The hope, Korea Academy President Mary Connor said, was that the session would be a starting point for exploring the similarities between students of different backgrounds and specifically initiating education about Koreans, a group that makes up about 15% of the district’s population, school board member Nayiri Nahabedian said.

“After Armenian-speaking students and Spanish-speaking students, the next largest population is Korean-speaking students,” Nahabedian said. “So it’s important that our teachers are prepared to teach all of our students, and holding professional seminars like this one really gives an opportunity for our teachers to know more about our students.”


While teachers at the session heard an overview of Korean history, some said the main benefit was getting to hear Helie Lee, author of “Still Life With Rice” and other books, speak about her experiences growing up as a Korean immigrant.

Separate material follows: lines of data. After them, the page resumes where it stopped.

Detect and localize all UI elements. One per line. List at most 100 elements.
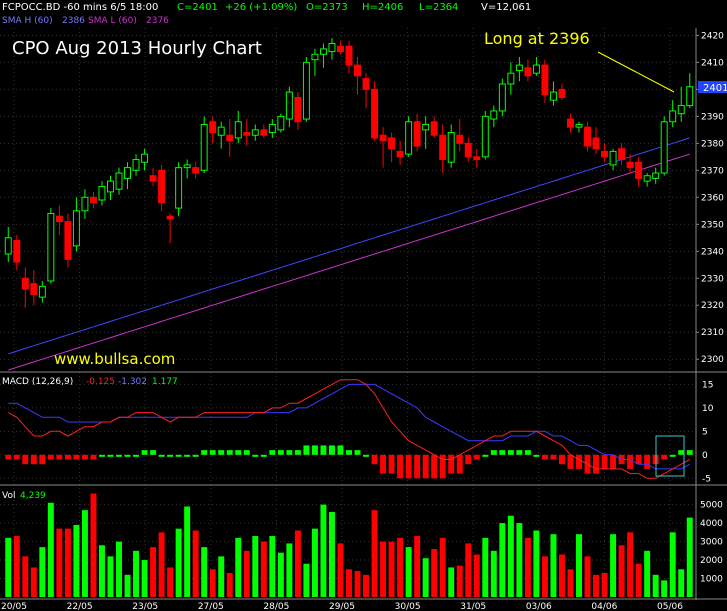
volume-bar (354, 571, 361, 597)
candle-body (200, 123, 208, 171)
candle-body (47, 212, 55, 282)
macd-histogram-bar (209, 450, 216, 455)
macd-histogram-bar (482, 454, 489, 457)
macd-histogram-bar (371, 454, 378, 465)
header-close: C=2401 (177, 2, 218, 13)
volume-bar (98, 545, 105, 597)
macd-histogram-bar (39, 454, 46, 465)
volume-bar (192, 530, 199, 597)
macd-histogram-bar (567, 454, 574, 469)
candle-body (626, 161, 634, 169)
macd-histogram-bar (269, 450, 276, 455)
axes: 2300 2310 2320 2330 2340 2350 2360 2370 2380 2390… (0, 28, 727, 611)
highlight-box (655, 435, 685, 477)
volume-bar (47, 502, 54, 597)
macd-histogram-bar (158, 454, 165, 457)
macd-histogram-bar (47, 454, 54, 460)
macd-histogram-bar (414, 454, 421, 479)
macd-histogram-bar (22, 454, 29, 465)
macd-tick-label: -5 (702, 474, 711, 484)
annotation-text: Long at 2396 (484, 29, 590, 48)
sma-l-line (8, 153, 690, 371)
candle-body (192, 167, 200, 174)
macd-histogram-bar (252, 454, 259, 457)
volume-panel (5, 493, 693, 597)
macd-histogram-bar (107, 454, 114, 457)
macd-histogram-bar (201, 450, 208, 455)
volume-bar (678, 569, 685, 597)
macd-tick-label: 5 (702, 427, 708, 437)
volume-bar (252, 536, 259, 597)
header-high: H=2406 (362, 2, 403, 13)
price-tick-label: 2360 (701, 193, 724, 203)
macd-histogram-bar (337, 445, 344, 455)
volume-bar (507, 515, 514, 597)
macd-histogram-bar (56, 454, 63, 460)
volume-bar (448, 567, 455, 597)
candle-body (464, 142, 472, 158)
candle-body (13, 239, 21, 263)
volume-tick-label: 3000 (700, 538, 723, 548)
macd-histogram-bar (260, 454, 267, 457)
price-tick-label: 2350 (701, 220, 724, 230)
time-tick-label: 31/05 (460, 602, 486, 611)
candle-body (524, 67, 532, 77)
macd-histogram-bar (354, 450, 361, 455)
candle-body (541, 64, 549, 96)
macd-histogram-bar (558, 454, 565, 465)
volume-bar (5, 537, 12, 597)
volume-bar (269, 536, 276, 597)
watermark: www.bullsa.com (54, 350, 175, 368)
candle-body (277, 115, 285, 131)
candle-body (107, 180, 114, 193)
time-tick-label: 28/05 (263, 602, 289, 611)
candle-body (81, 196, 89, 212)
candle-body (532, 64, 540, 74)
volume-bar (422, 558, 429, 597)
price-tick-label: 2330 (701, 274, 724, 284)
macd-histogram-bar (405, 454, 412, 479)
candle-body (183, 164, 191, 169)
time-tick-label: 20/05 (1, 602, 27, 611)
candle-body (362, 78, 370, 90)
macd-histogram-bar (81, 454, 88, 460)
candle-body (686, 86, 694, 107)
time-tick-label: 04/06 (591, 602, 617, 611)
header-volume: V=12,061 (481, 2, 531, 13)
candle-body (498, 83, 506, 112)
candle-body (251, 129, 259, 136)
candle-body (64, 221, 72, 260)
volume-bar (465, 543, 472, 597)
candle-body (243, 132, 251, 136)
last-price-label: 2401 (703, 83, 727, 94)
macd-value-1: -0.125 (86, 377, 115, 387)
volume-bar (618, 545, 625, 597)
macd-histogram-bar (90, 454, 97, 460)
volume-bar (524, 537, 531, 597)
volume-bar (201, 547, 208, 597)
candle-body (456, 134, 464, 144)
candle-body (643, 175, 651, 182)
time-tick-label: 22/05 (67, 602, 93, 611)
volume-bar (635, 563, 642, 597)
price-tick-label: 2320 (701, 301, 724, 311)
candle-body (413, 121, 421, 147)
candle-body (30, 283, 38, 295)
candle-body (72, 210, 80, 247)
macd-histogram-bar (473, 454, 480, 460)
macd-histogram-bar (218, 450, 225, 455)
volume-bar (133, 550, 140, 597)
candle-body (55, 215, 63, 223)
volume-bar (141, 560, 148, 597)
macd-histogram-bar (150, 450, 157, 455)
volume-bar (218, 556, 225, 597)
volume-bar (116, 541, 122, 597)
sma-l-value: 2376 (146, 16, 169, 26)
macd-histogram-bar (328, 445, 335, 455)
candle-body (234, 121, 242, 139)
volume-bar (371, 510, 378, 597)
volume-bar (388, 541, 395, 597)
volume-bar (56, 528, 63, 597)
macd-histogram-bar (363, 454, 370, 457)
volume-bar (644, 550, 651, 597)
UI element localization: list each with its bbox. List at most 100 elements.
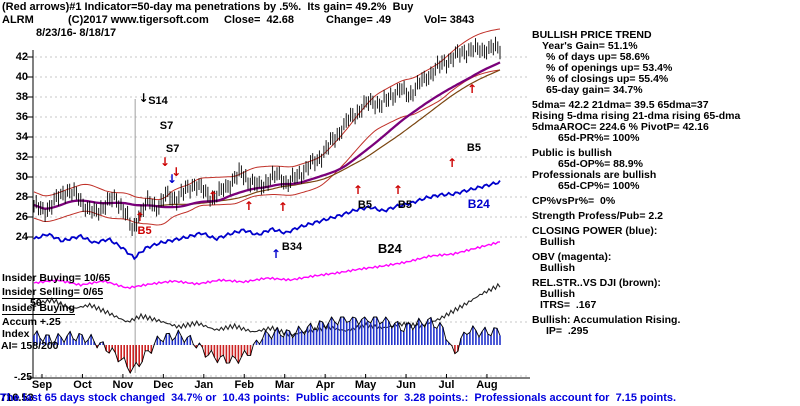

Lee discussed her attempts to blend into society when her family moved to Southern California while she was growing up, explaining that she tried to blend into San Fernando Valley culture and often got angry at her parents for not being around to support her at school activities the way that her classmates’ parents were.

She also explained a heavy emphasis on educational success throughout her childhood and discussed the role of family shame that was tied to her successes and failures.

Connor explained that Glendale teachers would likely encounter Korean parents with similar cultural pressures and expectations for their children, specifically what she called the Korean “education mom.”

“She is judged by the success of her kids,” Connor said. “So if a Korean mother comes to a teacher and asks ‘Why is my son not doing well?’, it’s not that their son isn’t doing well; it’s that their family is not doing well.”

Edward Chang, a professor of ethnic studies at UC Riverside, said it was important for teachers to understand Koreans’ cultural emphasis on educational success so that they could help families discuss the larger picture of their children’s success.

“They need to talk to the parents,” Chang said. “Getting into Harvard doesn’t guarantee anything, but Korean parents don’t realize that …They need to be aware of the well-rounded education. It is crucial for success at college and beyond.”

Marine Avagyan, a teacher specialist at Jefferson Elementary School who had attended a previous workshop organized by the academy, said the lessons learned could help in understanding other cultural backgrounds as well.

“I can say that, as an Armenian immigrant, I relate so closely,” Avagyan said. “Some of the experiences are so similar that you really feel for what some of these children, or their parents, have gone through.”